While this can be effective in verifying gross time on-site, more criteria should be verified for compliance and accuracy of payment. This includes contract terms & conditions, skill qualifications, pay rates, per diem, transit time, grace periods, time rounding, lunch deductions, and other site rules.

Some of the benefits of using contractor spend management technology for billing, include:

  • Contractors get paid accurately and on time
  • Labor hours are captured and validated automatically through the Access Control/Gate system
  • Contract terms and conditions and skill pay rates are automatically enforced and calculated
  • Understand contractor labor hour distribution, ST, OT, DT, Holiday Rates
  • Single source of truth for all contractor costs, schedules, and activity
  • Future bad audits are reduced by eliminating non-compliant payments upfront

Predict and Prevent Safety Issues

Step onto a manufacturing site. It won’t take but a second to see it is rife with safety challenges—from ensuring contractors are trained and certified on the proper handling and storage of hazardous materials to providing personal protective equipment (PPE).

These risks only grow exponentially without visibility into unplanned and unscheduled work. Or if you fail to identify new contractors on site–especially if they’re not trained and monitored when coming onto the job site.

Everyone wants to go home safely at the end of the day. Period.

With the right data, owners can access hours worked for employees. Owners and contractors can easily see safety training and certifications with on-site reporting and dashboards. Historical reporting for personnel on site, work hours, fatigue levels, and exposure time is critical. This is helpful when you need to adhere to government regulations or meet compliance requirements.

For example, data shows when contractors have been sent to the site for too many consecutive days.
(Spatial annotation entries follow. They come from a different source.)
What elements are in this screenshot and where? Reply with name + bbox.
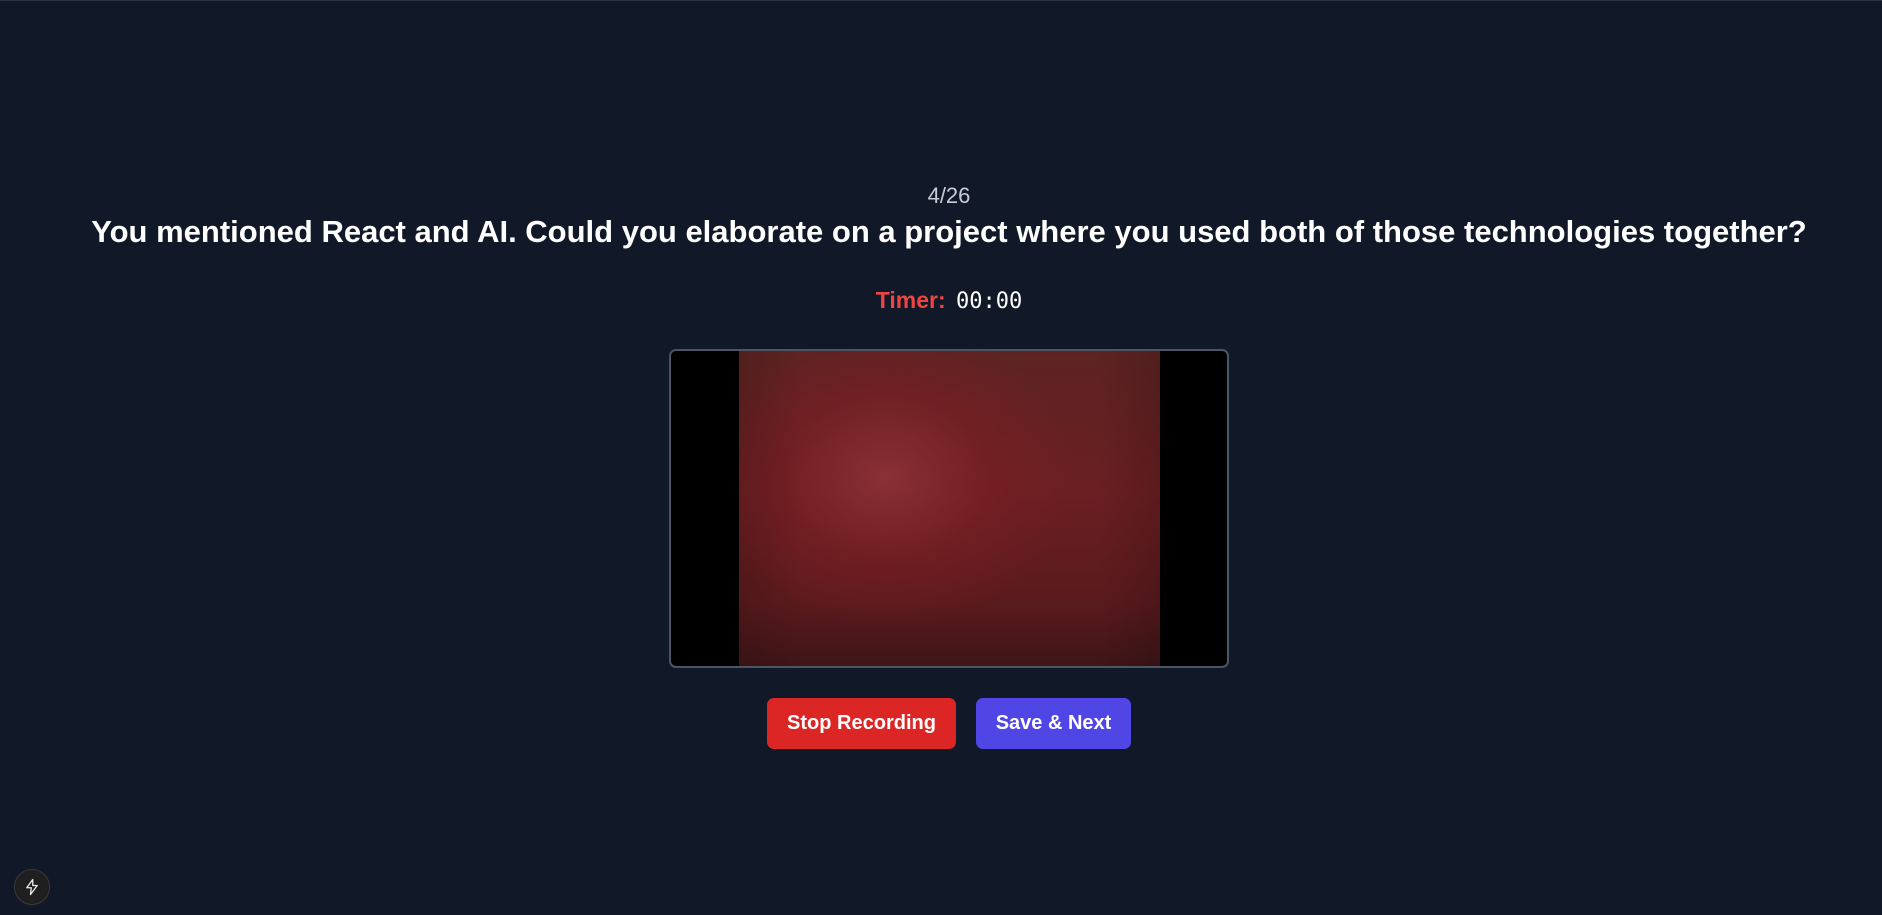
lightning-icon (26, 878, 38, 896)
stop-recording-button[interactable]: Stop Recording (767, 698, 956, 749)
timer-value: 00:00 (956, 289, 1023, 314)
interview-page: 4/26 You mentioned React and AI. Could y… (0, 0, 1882, 915)
timer: Timer: 00:00 (0, 287, 1882, 314)
dev-tools-badge[interactable] (14, 869, 50, 905)
question-counter: 4/26 (927, 183, 971, 208)
camera-feed (739, 351, 1160, 666)
save-and-next-button[interactable]: Save & Next (976, 698, 1131, 749)
timer-label: Timer: (875, 287, 946, 313)
question-text: You mentioned React and AI. Could you el… (91, 214, 1807, 249)
video-preview (669, 349, 1229, 668)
Knowing how many consecutive days on-site or consecutive hours on-site can prevent an injury or even save a life.

Here are some ways owners and contractors benefit from using data and analytics to predict and prevent the root causes of safety incidents:

  • Use safety dashboards to proactively monitor fatigue thresholds – know which workers are close to exceeding limits for hours worked in a day and consecutive days on site
  • Protect restricted and high-risk areas of the plant
  • Increase awareness and safety procedures when high-risk equipment is in use on-site or remote work is performed
  • Tie into weather data sources to avoid scheduling work to occur during high-risk events
  • Understand ratios between critical equipment on site and the number of safety personnel and permits needed

Partnering with Your Contractors for Accountability

Lost time. Questionable invoices. Audits. Failure to pull permits. These are all things owners and contractors prefer to avoid. But everyone can get on board for greater accountability, safety and prompt payments.

The key? As explored above, data and analytics are the foundation needed to build stronger owner-contractor relationships. When aligned around common goals, everyone wins with greater transparency.

Sharing data and analytics to track key performance metrics for production and safety ultimately means everyone is on the same page.

When owners know every aspect of contractor labor, equipment and materials on-site or off-site, making informed decisions becomes baked into their business. For contractors, it’s a win-win when technology automates and simplifies the work-to-invoice process.